California’s stem cell initiative a waste?

In November 2004, California passed Proposition 71 which allocated $3 billion over ten years to stem cell research. Many of my friends–especially those in the medical field–strongly supported the bill. While I support stem cell research, I do not approve of the referendum system by which this bill was enacted. Spending $3 billion on unproven research is excessive, and shows how referenda written by small interest groups will lead to extreme outcomes not advocated by the median voter.  The average voter may approve stem cell research but I doubt voters would agree to pay $100 per person just for stem cell research, when other programs such as vaccinations, Medicaid, etc. may warrant more money as well.

Today’s L. A. Times (“Faith in ‘Miracle Cures’ Is Fading in South Korea“) casts more doubt on whether the $3 billion of taxpayer money was well spent. South Korea’s claims of stem cells miraculously healing patients have been found be at best overblown and at worst false. Some comments from South Korean stem cell patients:

  • “I was like an animal they used for testing,” said one patient.
  • “They were telling us about one patient who was in a coma and then after the procedure she was climbing Mt. Halla,” said Choi Mi Ae, a 54-year-old liver patient, referring to the most famous peak on Cheju, an island off the southern coast. Choi said she was so convinced by claims of a cure that she almost removed her name from a waiting list for a liver transplant.  “If I had done that, I wouldn’t be alive today,” she said. “There was no effect from the procedure, nothing at all.
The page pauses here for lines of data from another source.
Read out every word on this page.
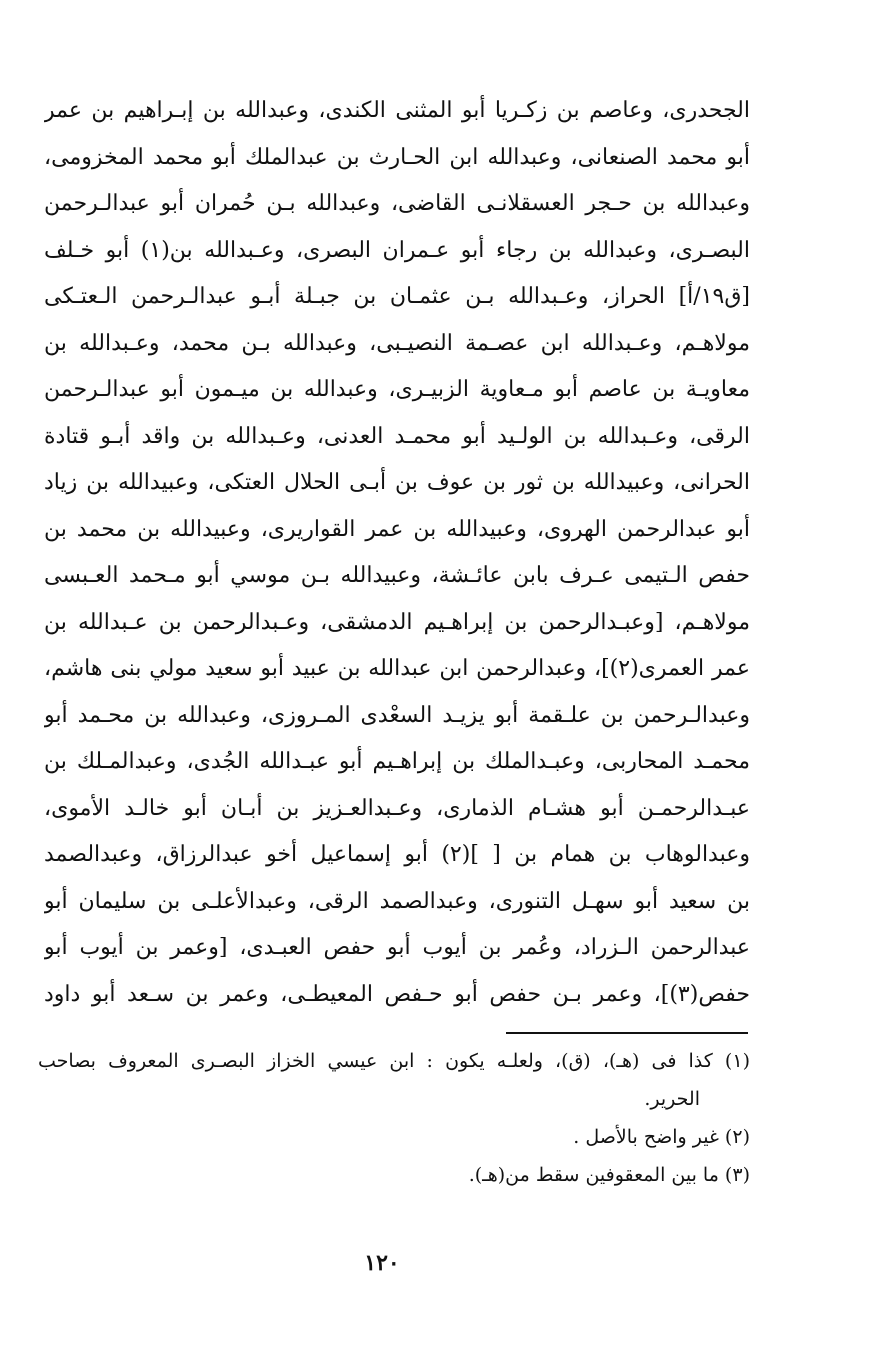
الجحدرى، وعاصم بن زكـريا أبو المثنى الكندى، وعبدالله بن إبـراهيم بن عمر
أبو محمد الصنعانى، وعبدالله ابن الحـارث بن عبدالملك أبو محمد المخزومى،
وعبدالله بن حـجر العسقلانـى القاضى، وعبدالله بـن حُمران أبو عبدالـرحمن
البصـرى، وعبدالله بن رجاء أبو عـمران البصرى، وعـبدالله بن(١) أبو خـلف
[ق١٩/أ] الحراز، وعـبدالله بـن عثمـان بن جبـلة أبـو عبدالـرحمن الـعتـكى
مولاهـم، وعـبدالله ابن عصـمة النصيـبى، وعبدالله بـن محمد، وعـبدالله بن
معاويـة بن عاصم أبو مـعاوية الزبيـرى، وعبدالله بن ميـمون أبو عبدالـرحمن
الرقى، وعـبدالله بن الولـيد أبو محمـد العدنى، وعـبدالله بن واقد أبـو قتادة
الحرانى، وعبيدالله بن ثور بن عوف بن أبـى الحلال العتكى، وعبيدالله بن زياد
أبو عبدالرحمن الهروى، وعبيدالله بن عمر القواريرى، وعبيدالله بن محمد بن
حفص الـتيمى عـرف بابن عائـشة، وعبيدالله بـن موسي أبو مـحمد العـبسى
مولاهـم، [وعبـدالرحمن بن إبراهـيم الدمشقى، وعـبدالرحمن بن عـبدالله بن
عمر العمرى(٢)]، وعبدالرحمن ابن عبدالله بن عبيد أبو سعيد مولي بنى هاشم،
وعبدالـرحمن بن علـقمة أبو يزيـد السعْدى المـروزى، وعبدالله بن محـمد أبو
محمـد المحاربى، وعبـدالملك بن إبراهـيم أبو عبـدالله الجُدى، وعبدالمـلك بن
عبـدالرحمـن أبو هشـام الذمارى، وعـبدالعـزيز بن أبـان أبو خالـد الأموى،
وعبدالوهاب بن همام بن [ ](٢) أبو إسماعيل أخو عبدالرزاق، وعبدالصمد
بن سعيد أبو سهـل التنورى، وعبدالصمد الرقى، وعبدالأعلـى بن سليمان أبو
عبدالرحمن الـزراد، وعُمر بن أيوب أبو حفص العبـدى، [وعمر بن أيوب أبو
حفص(٣)]، وعمر بـن حفص أبو حـفص المعيطـى، وعمر بن سـعد أبو داود
(١) كذا فى (هـ)، (ق)، ولعلـه يكون : ابن عيسي الخزاز البصـرى المعروف بصاحب
الحرير.
(٢) غير واضح بالأصل .
(٣) ما بين المعقوفين سقط من(هـ).
١٢٠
I was lucky that six months later I was able to get a new liver.”
  • “The bottom line is making money,” said an American who sought treatment in South Korea. “I think it is too much to ask anybody to spend $100,000 or more for stem cell therapy that is still really a clinical trial.”
  • “They are selling desperate people a story that just one injection of stem cells will be like a magic pill to cure them,” said Lee Sang Ho, a biotechnology expert at Korea University in Seoul.

Do I think that stem cell research is futile?  Of course not.  The lessons to be taken away from this are:

  1. ‘Magic Bullet’ health care solutions are few and far between.
  2. The referenda system in California leads to excessive spending on niche programs.  If a stem cell bill went to the legislature, it probably would have passed but not for $3 billion.  Having a referenda, voters must choose between $3 billion and $0 for stem cell research.  I would guess most people have preferences for spending in between these two figures, but this is not an option.
  3. Stem cell research may still lead to cures for diseases; medical advances take time and unfortunately patients need to be…well…patient.